From April 18-25 2021, Ryan Driscoll, Justin Guarino and Nick Aiello-Popeo made the first ascent of the north face (or Medusa Face) of Mt. Neacola, in the Neacola Mountains of Alaska’s Aleutian Range. They followed the line of Topher Donahue and Kennan Harvey’s 1995 attempt for the first roughly 3,500 feet, before adding more than 800 vertical feet of new sustained M6 and A2 climbing on decomposing rock. The final six pitches took 12 hours to climb.
It didn’t bother the three New Hampshire-based climbers that Donahue and Harvey had been on the face before, or that Donahue had recounted in the 1996 American Alpine Journal, “Midnight found us at the top of the face, about 800 feet of easy climbing below the summit.”
“We’re not first ascent hunters,” Aiello-Popeo told me over the phone from his home in Conway. “Other people having been on the wall wasn’t a negative thing to us. We largely couldn’t care less about leaving our stamp on anything, whether here at home or in Alaska.”
Aiello-Popeo said they were, however, surprised to discover that the “800 feet of easy climbing” Donahue mentioned ended up clocking in at sustained M6 and A2. “What looks on a map to be an easing off is actually this heinous gendarme ridge,” Aiello-Popeo told me. “So we stayed on the face. Unfortunately, the rock quickly deteriorated from stable diorite to almost-Canadian-Rockies-level choss for the last 600 feet or so. The last day and a half was nightmare time.”
At 9:00 p.m. on their seventh day on the wall, the team reached the summit ridge and set up camp for the night. In the morning, they hoped to climb the last hundred vertical feet to the still-untouched north summit of the peak. (In 1991 James Garrett, Lome Glick and Kennan Harvey had climbed the slightly higher south summit–with Fred Beckey in camp as their “spiritual leader”, according to the AAJ article penned by Garrett.) But a violent wind was blowing ice pellets uphill hard enough to make it impossible to see, even with goggles on. So they decided to forgo the summit, and descended via the unclimbed east face.
Since Driscoll had scouted the east face as a possible climbing objective from base camp, he led the descent, “and nailed it,” Aiello-Popeo said. “He went right down the line he had envisioned climbing previously, safely guiding us around the serac that had almost done us in a few weeks earlier.”
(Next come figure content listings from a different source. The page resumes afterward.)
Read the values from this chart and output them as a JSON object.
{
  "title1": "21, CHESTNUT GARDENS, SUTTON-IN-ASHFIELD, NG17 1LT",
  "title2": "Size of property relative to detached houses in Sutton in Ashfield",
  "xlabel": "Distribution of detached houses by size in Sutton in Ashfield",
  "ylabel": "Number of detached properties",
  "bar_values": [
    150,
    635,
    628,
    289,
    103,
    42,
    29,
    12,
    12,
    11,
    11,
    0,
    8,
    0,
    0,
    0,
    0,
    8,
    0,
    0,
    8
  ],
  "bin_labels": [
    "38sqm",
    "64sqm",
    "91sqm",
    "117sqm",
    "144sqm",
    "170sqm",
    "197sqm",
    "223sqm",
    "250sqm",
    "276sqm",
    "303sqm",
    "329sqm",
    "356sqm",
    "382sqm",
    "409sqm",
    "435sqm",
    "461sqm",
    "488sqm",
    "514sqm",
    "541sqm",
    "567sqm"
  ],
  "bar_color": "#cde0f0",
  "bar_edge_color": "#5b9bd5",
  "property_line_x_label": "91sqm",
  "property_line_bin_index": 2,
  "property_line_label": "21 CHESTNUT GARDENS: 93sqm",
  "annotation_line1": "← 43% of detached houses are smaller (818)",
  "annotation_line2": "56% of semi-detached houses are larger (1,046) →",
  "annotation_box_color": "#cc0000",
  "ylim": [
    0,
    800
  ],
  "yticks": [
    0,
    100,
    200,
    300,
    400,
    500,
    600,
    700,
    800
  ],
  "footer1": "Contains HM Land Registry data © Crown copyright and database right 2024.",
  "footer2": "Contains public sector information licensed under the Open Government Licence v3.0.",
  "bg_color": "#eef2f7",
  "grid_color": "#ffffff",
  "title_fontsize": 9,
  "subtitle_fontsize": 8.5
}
The serac that almost did them in is a story in and of itself. Twenty days earlier, the three climbers were in their base camp on the Lobsterclaw Glacier beneath the east face of Mt. Neacola, sleeping comfortably in separate tents as a storm raged outside. They awoke to a sudden acceleration as an avalanche blasted them–and their tents–300 feet across the darkened glacier. They held their arms up against the tent walls to try to create an air pocket for the ensuing burial. When they came to rest, they were relieved to find themselves atop the snow. Nonetheless, their entire camp was obliterated and most of their food was gone, so they decided to scrap the mission for the time being, and return home when the storm abated 48 hours after. Two weeks later, they were back in the Neacolas, camped in a slightly safer spot nearby, about to cast off on their successful climb.
“It was pretty nice to not end up dead, buried in an avalanche,” Aiello-Popeo said, in typically stoic New Englander fashion. “We all assumed we were about to be buried 30 feet down, so to end up on the surface was pretty awesome. It was like winning the lottery.”
When I asked Aiello-Popeo if there was anything else he wanted to say about their route, he was quick to mention that in spite of the horror-show finish, he would encourage others to climb it. “Everyone is asking me about the choss at the top, but the rest was really good. I keep saying the route will clean right up with more traffic, but everyone else seems unconvinced that anyone will ever return.”
Donahue was equally enthusiastic about the Medusa Face. “I remember climbing out of my aiders, then mixed climbing, then climbing onto these ice daggers. It was just cool. Since then, that type of climbing has become really popular. It was kind of a view into a futuristic style of climbing. So it’s too bad to hear [the quality deteriorates] up high.”
Over the past quarter of a century, Donahue couldn’t help wondering from time to time if maybe he and Harvey should have kept going. Now, hearing how difficult the final 800 vertical feet were, he can rest assured that their decision to bail was the right call. “It’s so funny 25 years later to find out we got in on the best part of the climb, and the safest,” he said. “I’m glad we turned around where we did because it was storming. We were fairly strung out at that point.”